Le couple, facteur de longévité ?


On vit plus vieux lorsque l’on est en couple, nous disent les statistiques. Quel que soit l’âge, les personnes seules ont une plus grande mortalité : 2 à 3 fois plus élevée entre 40 et 50 ans ! Pour les plus âgés, c’est la même chose : entre 80 et 90 ans, même si, on le sait, les hommes meurent plus tôt que les femmes, chacun des vieux conjoints bénéficie de quelques années de plus en moyenne lorsque le couple est toujours là. Petite consolation pour les célibataires : à partir d’un certain âge, les personnes qui n’ont jamais vécu en couple ont moins de risque de décès (dans l’année) que les autres : 77 % pour les hommes célibataires de plus de 80 ans et 47 % chez les femmes (contre 88 % pour les hommes veufs ou divorcés et 50 % pour les femmes).

À lire :
Rachis Bouhia, « Les personnes en couple vivent plus longtemps », Insee première, n° 1155, août 2007. www.insee.fr


À chacune son Peter Pan…

Léon refuse de participer aux tâches ménagères dans son couple : « C’est bon pour les jeunes cette histoire-là. Nous, on est ancien système. » Zoé, elle, raconte sur un ton fatigué : « Quand il rentre dans le lit, il soulève la couette, ce qui me fait des courants d’air. » La vie conjugale, hélas, n’est pas exempte de ce genre de petits agacements… L’amour rend aveugle, dit-on, de manière éphémère, faut-il ajouter.

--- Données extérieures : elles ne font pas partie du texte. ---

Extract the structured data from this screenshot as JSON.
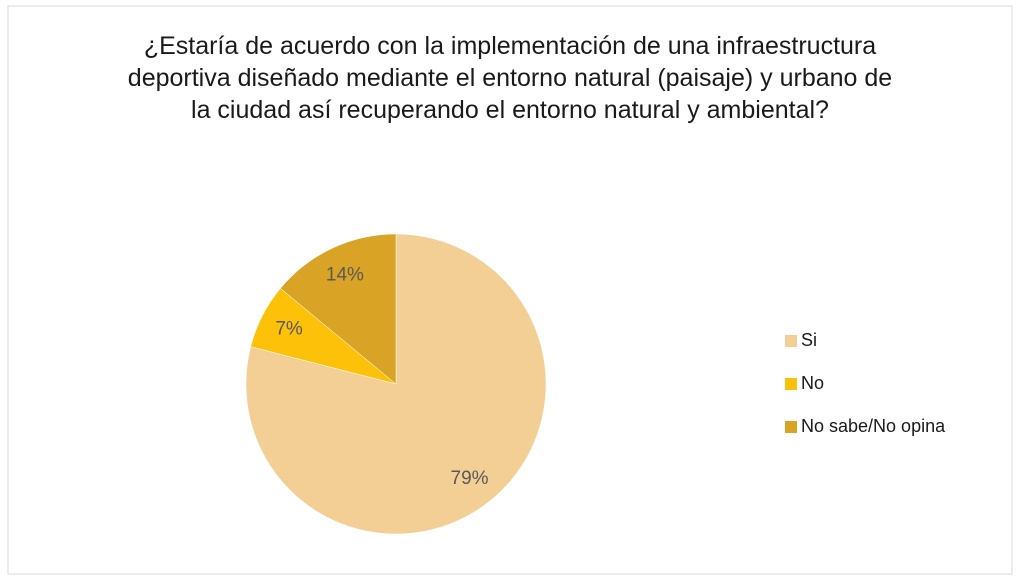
{
  "chart_data": {
    "type": "pie",
    "title": "¿Estaría de acuerdo con la implementación de una infraestructura deportiva diseñado mediante el entorno natural (paisaje) y urbano de la ciudad así recuperando el entorno natural y ambiental?",
    "categories": [
      "Si",
      "No",
      "No sabe/No opina"
    ],
    "values": [
      79,
      7,
      14
    ],
    "value_labels": [
      "79%",
      "7%",
      "14%"
    ],
    "colors": [
      "#f3cf95",
      "#fdc10a",
      "#d9a325"
    ],
    "legend": "right"
  }
}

L’éclat de voix autour du tube de dentifrice mal refermé cristallise bien souvent la difficulté à s’adapter au « système-monde » de l’autre, une fois le temps d’idéalisation du partenaire terminé. « Le partenaire conjugal reste, toujours, un étranger, profondément différent malgré le travail quotidien d’unification », avertit Jean-Claude Kaufmann. D’une part, parce que chacun amène dans le couple sa mémoire, son éducation, en somme une certaine idée de la vérité. D’autre part, parce qu’hommes et femmes n’ont pas les mêmes attentes en matière de vie commune. « Les femmes attendent davantage de la relation à titre personnel, et elles sont en première ligne de l’organisation concrète, subissant la charge mentale qui en résulte », observe le sociologue.
Daniel Welzer-Lang rappelle pour sa part que les contraintes domestiques sont appelées « corvées » à l’armée. Il stipule également que l’évaluation du propre et du rangé diffère d’un sexe à l’autre. L’homme a une attitude curative, il nettoie « quand il voit et sent que c’est sale ». La femme a une attitude plus préventive. Elle va, par exemple, organiser de façon méthodique les changements de draps et de vêtements. D’où d’inévitables conflits. Ce qui est aussi à l’œuvre chez nombre de femmes, analyse J.‑C. Kaufmann, c’est ce sentiment diffus d’avoir affaire à un « homme enfant ». « Je lui demande de faire les courses, je lui fais une liste détaillée (quel rayon, quelle marque pour limiter les dégâts) : en moyenne, un quart des courses est à ramener ou à échanger à chaque fois ». Des Peter Pan par centaines ? Pierre Bourdieu reconnaissait en 1990 la capacité des hommes à mobiliser les dispositions à la compassion maternelle chez les femmes. Pour J.‑C. Kaufmann, l’homme joue dans le couple « l’idéologue de la décontraction ». C’est l’éloge du cool, des plaisanteries… Les femmes, pour leur part, seraient contraintes de quitter le monde de la jeunesse plus tôt pour vivre sérieusement, leur horloge biologique étant plus contraignante… Daniel Welzer-Lang, , Payot, 2007 ; Jean-Claude Kaufmann, , Armand Colin, 2006.